The chemotherapy infusion suite is a high-value, constrained resource. Efficient scheduling — matching patient cycle dates, chair availability, drug preparation time, and nursing capacity — directly affects both patient experience and hospital throughput.
Evidence-based cancer care requires multidisciplinary team (MDT) discussion for treatment planning. NABH-accredited cancer centres and those seeking quality recognition must demonstrate that MDT decisions are documented and followed. MedicoPlus provides a structured tumor board module.
Any clinician can submit a patient for MDT discussion — attaching relevant investigation reports, imaging summaries, histopathology results, and staging documentation. The MDT coordinator schedules the case for the next available tumor board meeting and notifies all required specialties.

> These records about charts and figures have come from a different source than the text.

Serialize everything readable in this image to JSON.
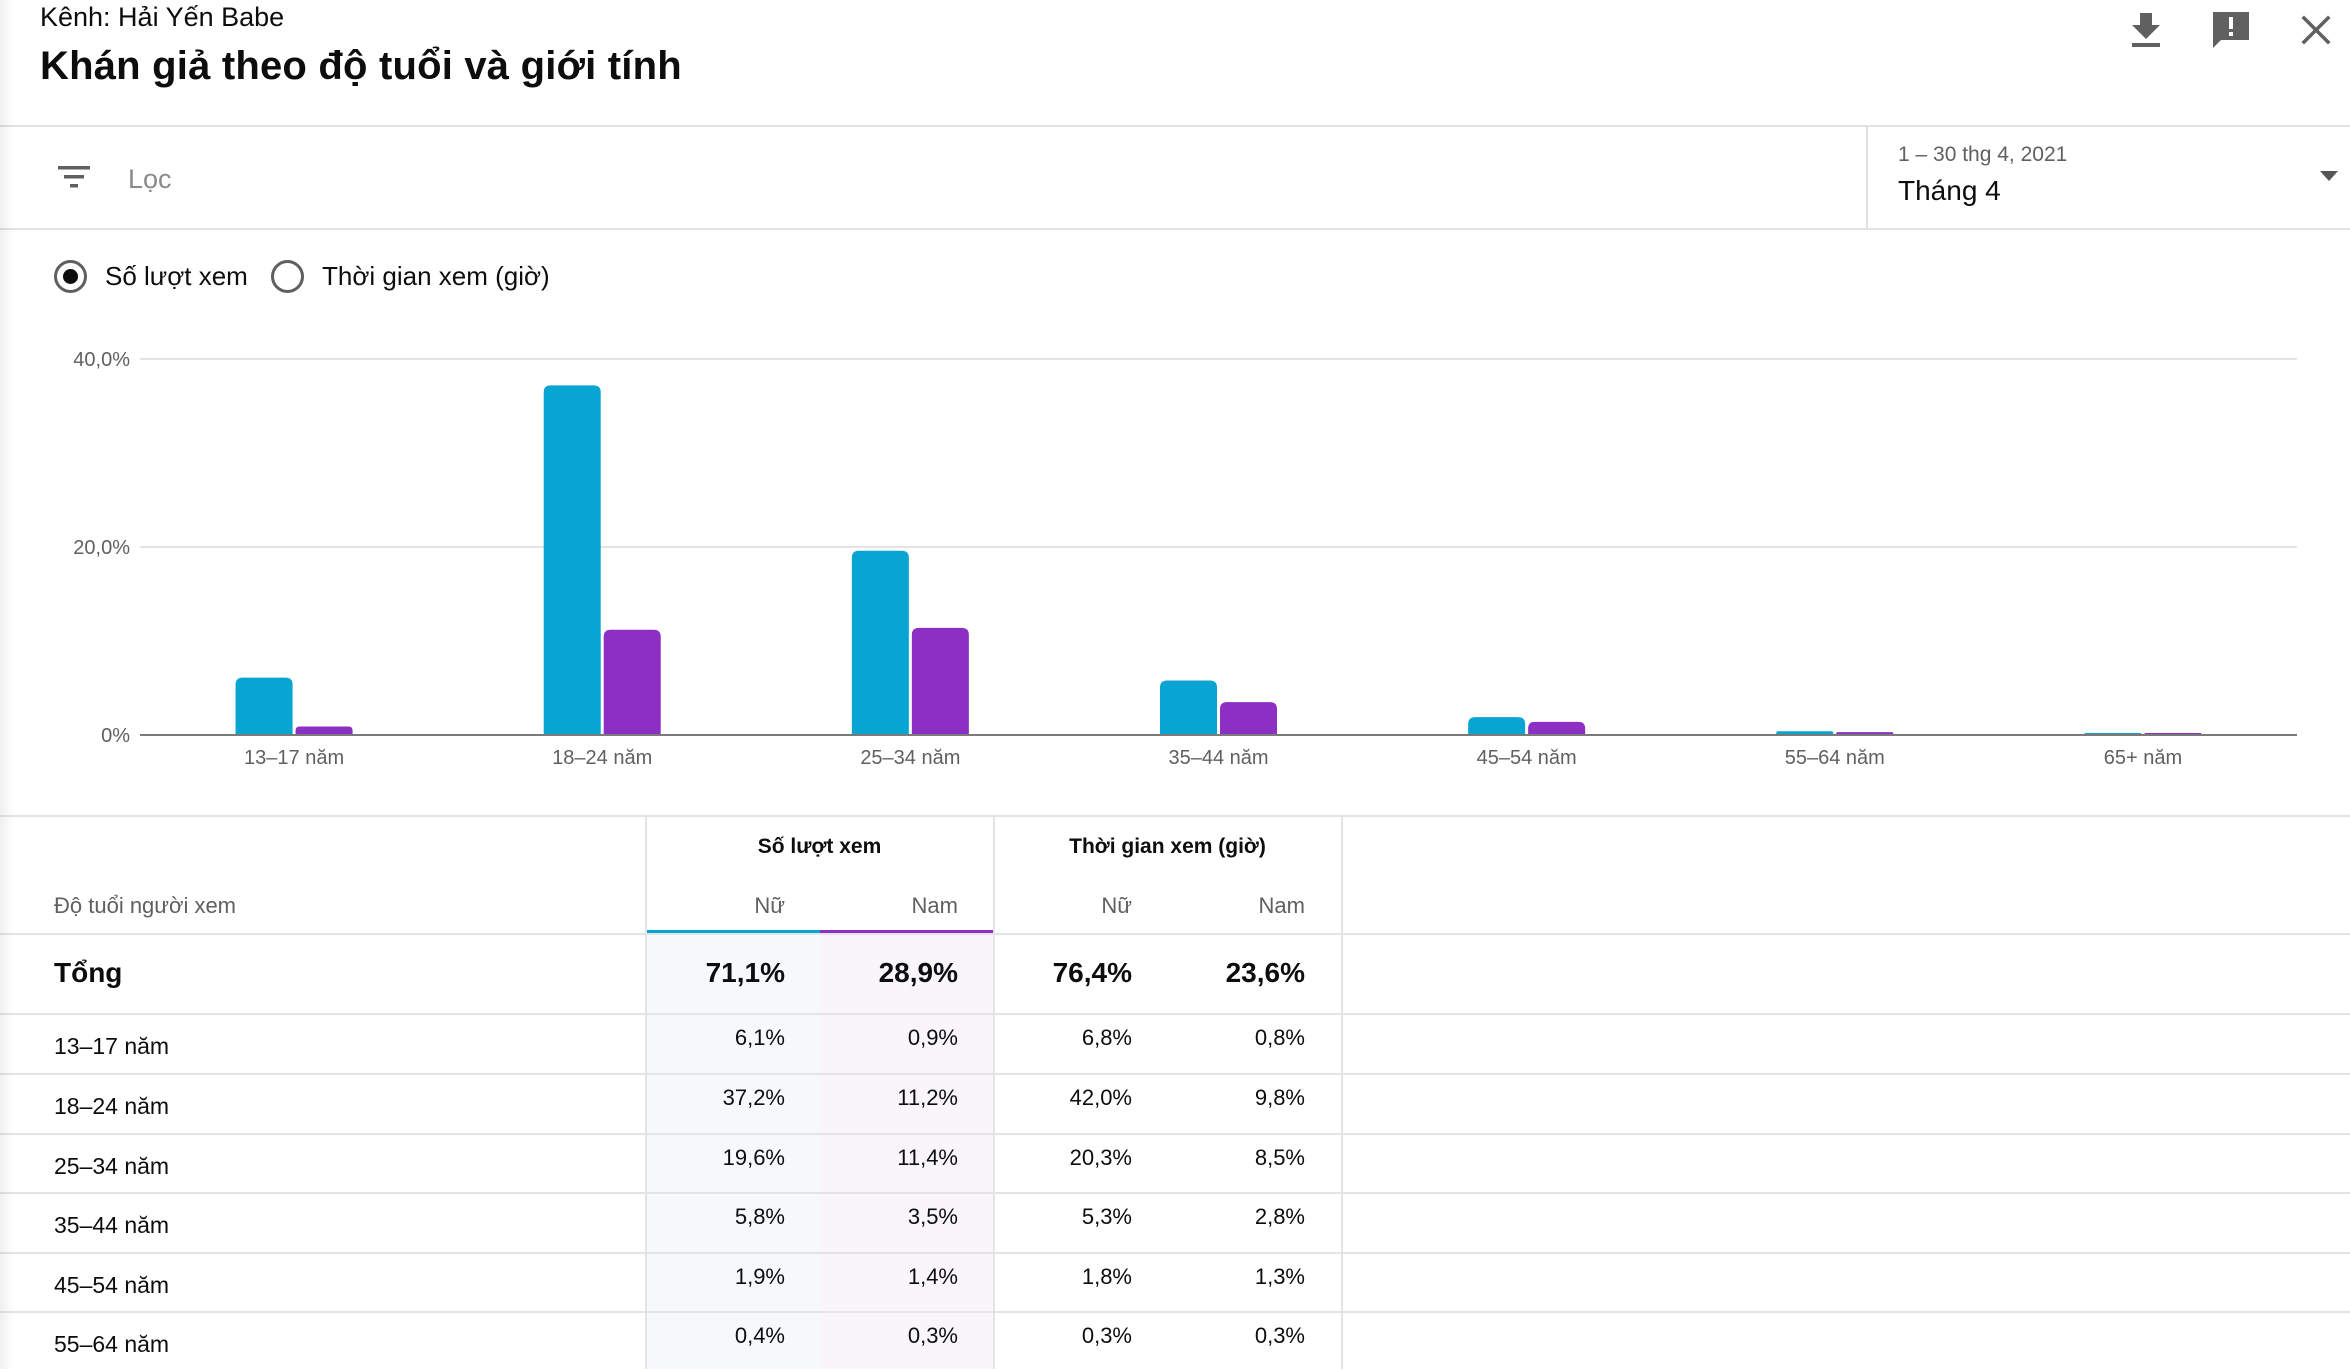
{
  "header": {
    "channel": "Kênh: Hải Yến Babe",
    "title": "Khán giả theo độ tuổi và giới tính"
  },
  "filter": {
    "placeholder": "Lọc"
  },
  "date": {
    "range": "1 – 30 thg 4, 2021",
    "label": "Tháng 4"
  },
  "radios": [
    {
      "label": "Số lượt xem",
      "selected": true
    },
    {
      "label": "Thời gian xem (giờ)",
      "selected": false
    }
  ],
  "colors": {
    "female": "#08a5d2",
    "male": "#8c2fc2"
  },
  "chart_data": {
    "type": "bar",
    "categories": [
      "13–17 năm",
      "18–24 năm",
      "25–34 năm",
      "35–44 năm",
      "45–54 năm",
      "55–64 năm",
      "65+ năm"
    ],
    "series": [
      {
        "name": "Nữ",
        "values": [
          6.1,
          37.2,
          19.6,
          5.8,
          1.9,
          0.4,
          0.2
        ]
      },
      {
        "name": "Nam",
        "values": [
          0.9,
          11.2,
          11.4,
          3.5,
          1.4,
          0.3,
          0.2
        ]
      }
    ],
    "yticks": [
      "0%",
      "20,0%",
      "40,0%"
    ],
    "ylim": [
      0,
      40
    ],
    "grid": true
  },
  "table": {
    "age_header": "Độ tuổi người xem",
    "groups": [
      "Số lượt xem",
      "Thời gian xem (giờ)"
    ],
    "subheaders": [
      "Nữ",
      "Nam",
      "Nữ",
      "Nam"
    ],
    "total": {
      "label": "Tổng",
      "values": [
        "71,1%",
        "28,9%",
        "76,4%",
        "23,6%"
      ]
    },
    "rows": [
      {
        "label": "13–17 năm",
        "values": [
          "6,1%",
          "0,9%",
          "6,8%",
          "0,8%"
        ]
      },
      {
        "label": "18–24 năm",
        "values": [
          "37,2%",
          "11,2%",
          "42,0%",
          "9,8%"
        ]
      },
      {
        "label": "25–34 năm",
        "values": [
          "19,6%",
          "11,4%",
          "20,3%",
          "8,5%"
        ]
      },
      {
        "label": "35–44 năm",
        "values": [
          "5,8%",
          "3,5%",
          "5,3%",
          "2,8%"
        ]
      },
      {
        "label": "45–54 năm",
        "values": [
          "1,9%",
          "1,4%",
          "1,8%",
          "1,3%"
        ]
      },
      {
        "label": "55–64 năm",
        "values": [
          "0,4%",
          "0,3%",
          "0,3%",
          "0,3%"
        ]
      }
    ]
  }
}
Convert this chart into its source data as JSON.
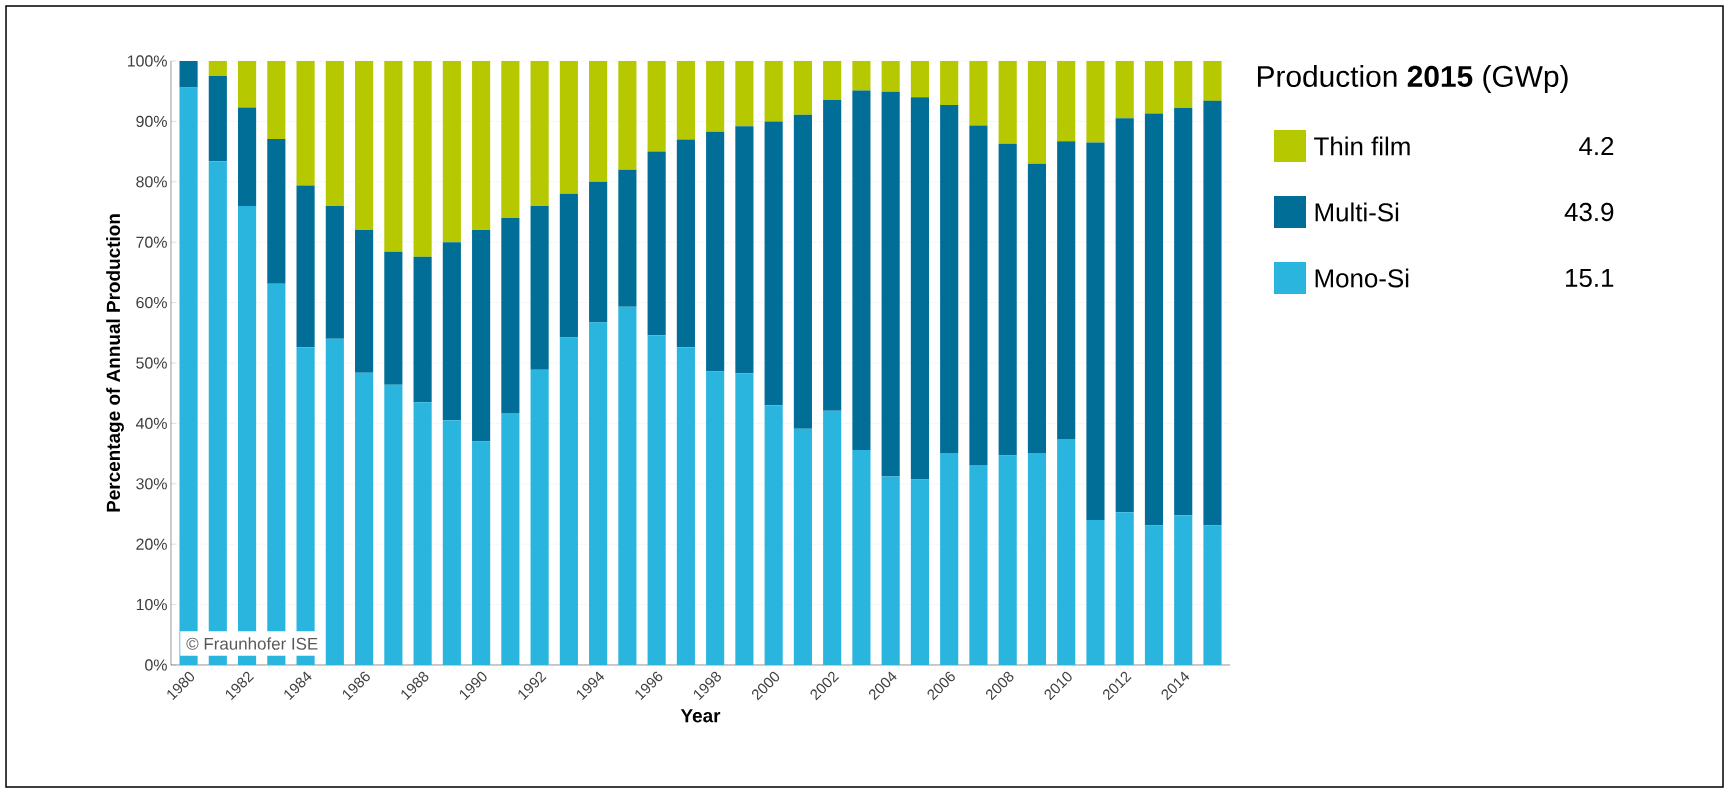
{
  "chart_data": {
    "type": "bar",
    "stacked": true,
    "xlabel": "Year",
    "ylabel": "Percentage of Annual Production",
    "legend_title": "Production **2015** (GWp)",
    "legend": "right",
    "grid": "y",
    "categories": [
      "1980",
      null,
      "1982",
      null,
      "1984",
      null,
      "1986",
      null,
      "1988",
      null,
      "1990",
      null,
      "1992",
      null,
      "1994",
      null,
      "1996",
      null,
      "1998",
      null,
      "2000",
      null,
      "2002",
      null,
      "2004",
      null,
      "2006",
      null,
      "2008",
      null,
      "2010",
      null,
      "2012",
      null,
      "2014",
      null
    ],
    "ylim": [
      0,
      100
    ],
    "yticks": [
      {
        "value": 0,
        "label": "0%"
      },
      {
        "value": 10,
        "label": "10%"
      },
      {
        "value": 20,
        "label": "20%"
      },
      {
        "value": 30,
        "label": "30%"
      },
      {
        "value": 40,
        "label": "40%"
      },
      {
        "value": 50,
        "label": "50%"
      },
      {
        "value": 60,
        "label": "60%"
      },
      {
        "value": 70,
        "label": "70%"
      },
      {
        "value": 80,
        "label": "80%"
      },
      {
        "value": 90,
        "label": "90%"
      },
      {
        "value": 100,
        "label": "100%"
      }
    ],
    "series": [
      {
        "name": "Mono-Si",
        "color": "#29b5de",
        "values": [
          95.6,
          83.4,
          76.0,
          63.1,
          52.6,
          54.0,
          48.4,
          46.4,
          43.5,
          40.5,
          37.0,
          41.7,
          48.9,
          54.2,
          56.7,
          59.3,
          54.6,
          52.6,
          48.6,
          48.3,
          43.0,
          39.1,
          42.1,
          35.6,
          31.2,
          30.7,
          35.1,
          33.1,
          34.7,
          35.1,
          37.4,
          24.0,
          25.3,
          23.1,
          24.8,
          23.1
        ]
      },
      {
        "name": "Multi-Si",
        "color": "#006e96",
        "values": [
          4.4,
          14.1,
          16.3,
          24.0,
          26.8,
          22.0,
          23.6,
          22.0,
          24.1,
          29.5,
          35.0,
          32.3,
          27.1,
          23.8,
          23.3,
          22.7,
          30.4,
          34.4,
          39.7,
          40.9,
          47.0,
          52.0,
          51.5,
          59.5,
          63.7,
          63.3,
          57.6,
          56.2,
          51.6,
          47.9,
          49.3,
          62.5,
          65.2,
          68.2,
          67.4,
          70.3
        ]
      },
      {
        "name": "Thin film",
        "color": "#b5c800",
        "values": [
          0,
          2.5,
          7.7,
          12.9,
          20.6,
          24.0,
          28.0,
          31.6,
          32.4,
          30.0,
          28.0,
          26.0,
          24.0,
          22.0,
          20.0,
          18.0,
          15.0,
          13.0,
          11.7,
          10.8,
          10.0,
          8.9,
          6.4,
          4.9,
          5.1,
          6.0,
          7.3,
          10.7,
          13.7,
          17.0,
          13.3,
          13.5,
          9.5,
          8.7,
          7.8,
          6.6
        ]
      }
    ],
    "annotations": [
      "15.1",
      "43.9",
      "4.2",
      "© Fraunhofer ISE"
    ]
  }
}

The tumor board discussion is documented in MedicoPlus — attendees recorded, each specialty's recommendation captured, and the final consensus treatment plan documented with rationale. Dissenting opinions are noted. The complete MDT record is linked permanently to the patient's EMR.
Once an MDT plan is documented, MedicoPlus tracks whether the patient received treatment as planned — surgery performed, chemotherapy initiated, radiation referral made. Deviations from the MDT plan are flagged and require documented clinical justification — an important NABH quality indicator.
India's National Programme for Palliative Care recognises palliative care as an essential component of cancer management. MedicoPlus supports dedicated palliative care documentation — from symptom assessment to advance care planning — within the same oncology record.